In 2016 the two organisations announced a five-year, non-exclusive deal which entitles Cubic to include software developed in-house by TfL as part of the contactless ticketing systems it provides to other transport operators.
TfL took the decision to develop its own software after an assessment of commercial offerings concluded that no off-the-shelf package would provide the flexibility needed in a city where the Mayor can annually adjust the level of fares, as well as introduce new ticketing products.
The system automatically calculates the lowest fare for the customer’s total journeys throughout the day, billing them a single fare at the end of the day.
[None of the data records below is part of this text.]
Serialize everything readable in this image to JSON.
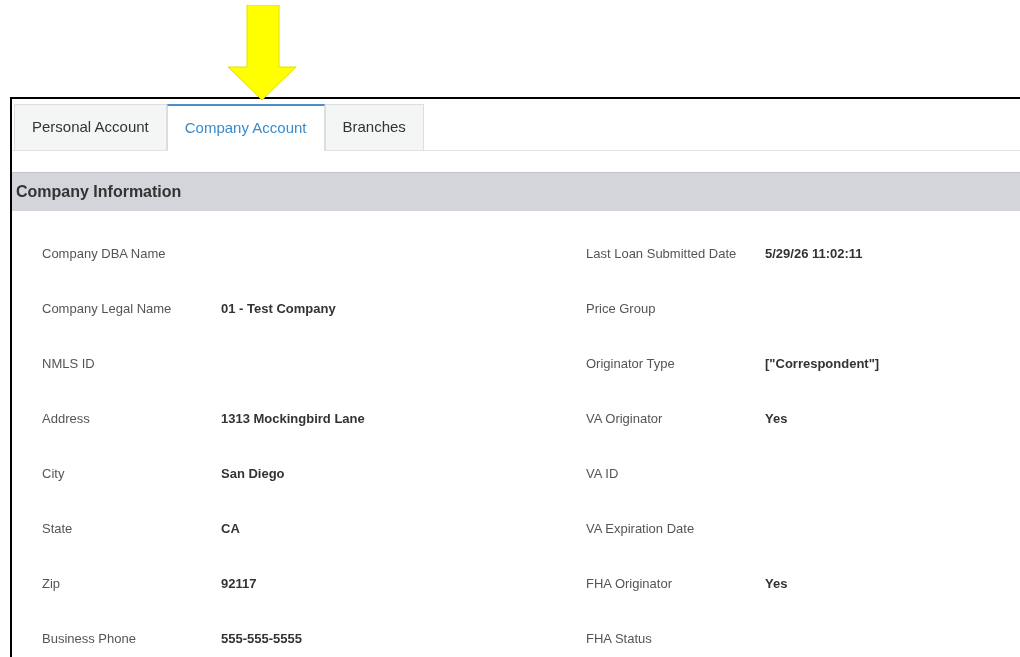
{
  "tabs": [
    {
      "label": "Personal Account",
      "selected": false
    },
    {
      "label": "Company Account",
      "selected": true
    },
    {
      "label": "Branches",
      "selected": false
    }
  ],
  "section": {
    "title": "Company Information"
  },
  "left_fields": [
    {
      "label": "Company DBA Name"
    },
    {
      "label": "Company Legal Name",
      "value": "01 - Test Company"
    },
    {
      "label": "NMLS ID"
    },
    {
      "label": "Address",
      "value": "1313 Mockingbird Lane"
    },
    {
      "label": "City",
      "value": "San Diego"
    },
    {
      "label": "State",
      "value": "CA"
    },
    {
      "label": "Zip",
      "value": "92117"
    },
    {
      "label": "Business Phone",
      "value": "555-555-5555"
    }
  ],
  "right_fields": [
    {
      "label": "Last Loan Submitted Date",
      "value": "5/29/26 11:02:11"
    },
    {
      "label": "Price Group"
    },
    {
      "label": "Originator Type",
      "value": "[\"Correspondent\"]"
    },
    {
      "label": "VA Originator",
      "value": "Yes"
    },
    {
      "label": "VA ID"
    },
    {
      "label": "VA Expiration Date"
    },
    {
      "label": "FHA Originator",
      "value": "Yes"
    },
    {
      "label": "FHA Status"
    }
  ]
}
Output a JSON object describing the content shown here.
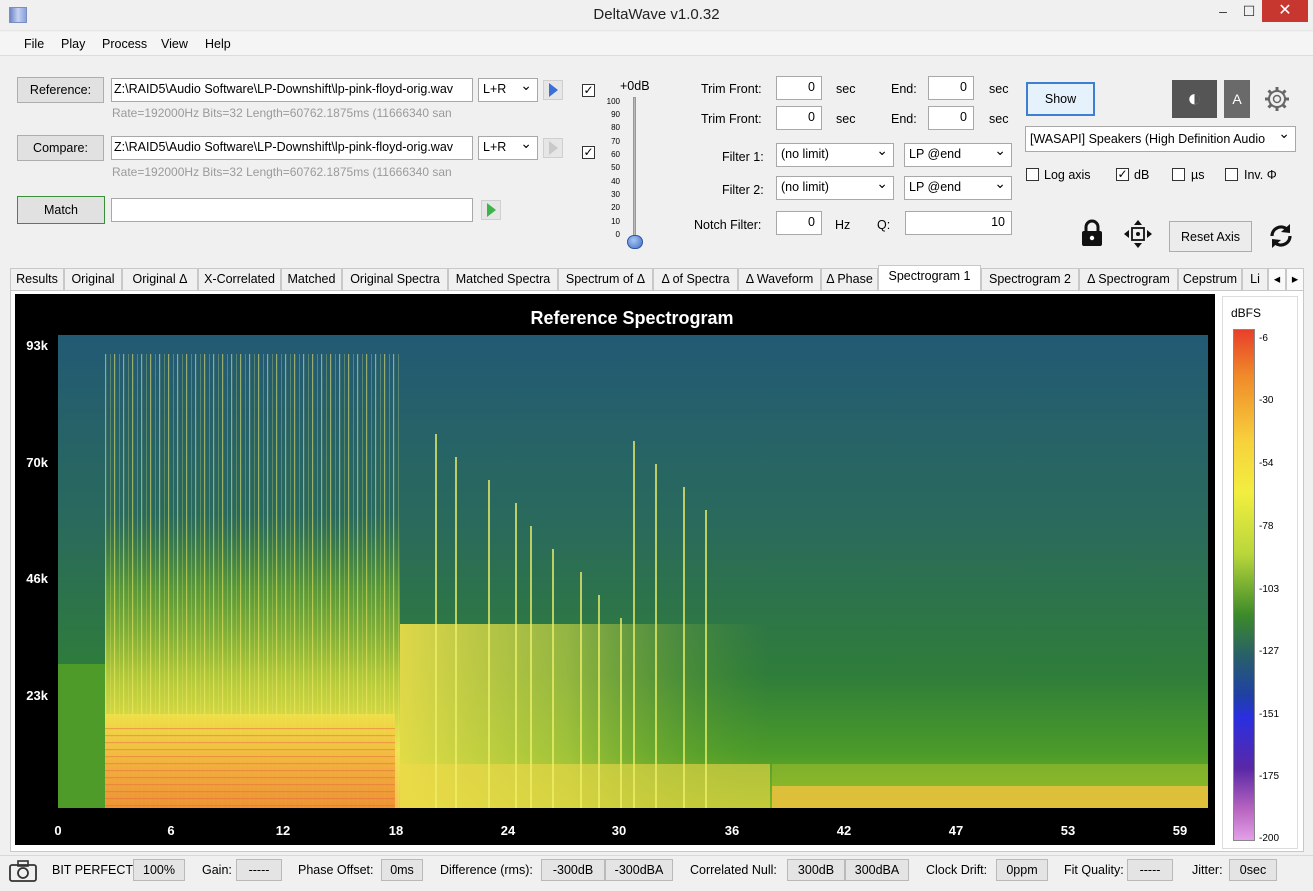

Fares are also capped throughout the week, ensuring passengers get maximum value without having to buying a travelcard.
And, unlike Oyster there’s no need for passengers to manage a separate card, making it quicker and easier to travel.
More than one billion journeys have now been made using contactless and London’s adoption of the technology has been cited by the banking industry as a key driver of consumer take up and acceptance of it.
Initially compatible only with debit and credit cards, TfL has since upgraded the system to work with smartphones and watches, allowing passengers to pay using Apple Pay and Google Pay.
In the two years since signing its licensing deal with TfL, Cubic has won contracts to upgrade ticketing systems in Brisbane, New York and Boston, all of which will see it deploy elements of Transport for London’s code.
The firm’s success means that TfL has already received the maximum £15m payable under the deal and managers are now seeking board approval to extend the tie-up so that the agency can earn additional royalties.
A paper requesting formal approval will be submitted to the board’s finance committee next week.
The value of the potential extension has yet to be published due to commercial confidentiality but it’s understood that the £15m received to date covers a significant portion of TfL’s initial development costs.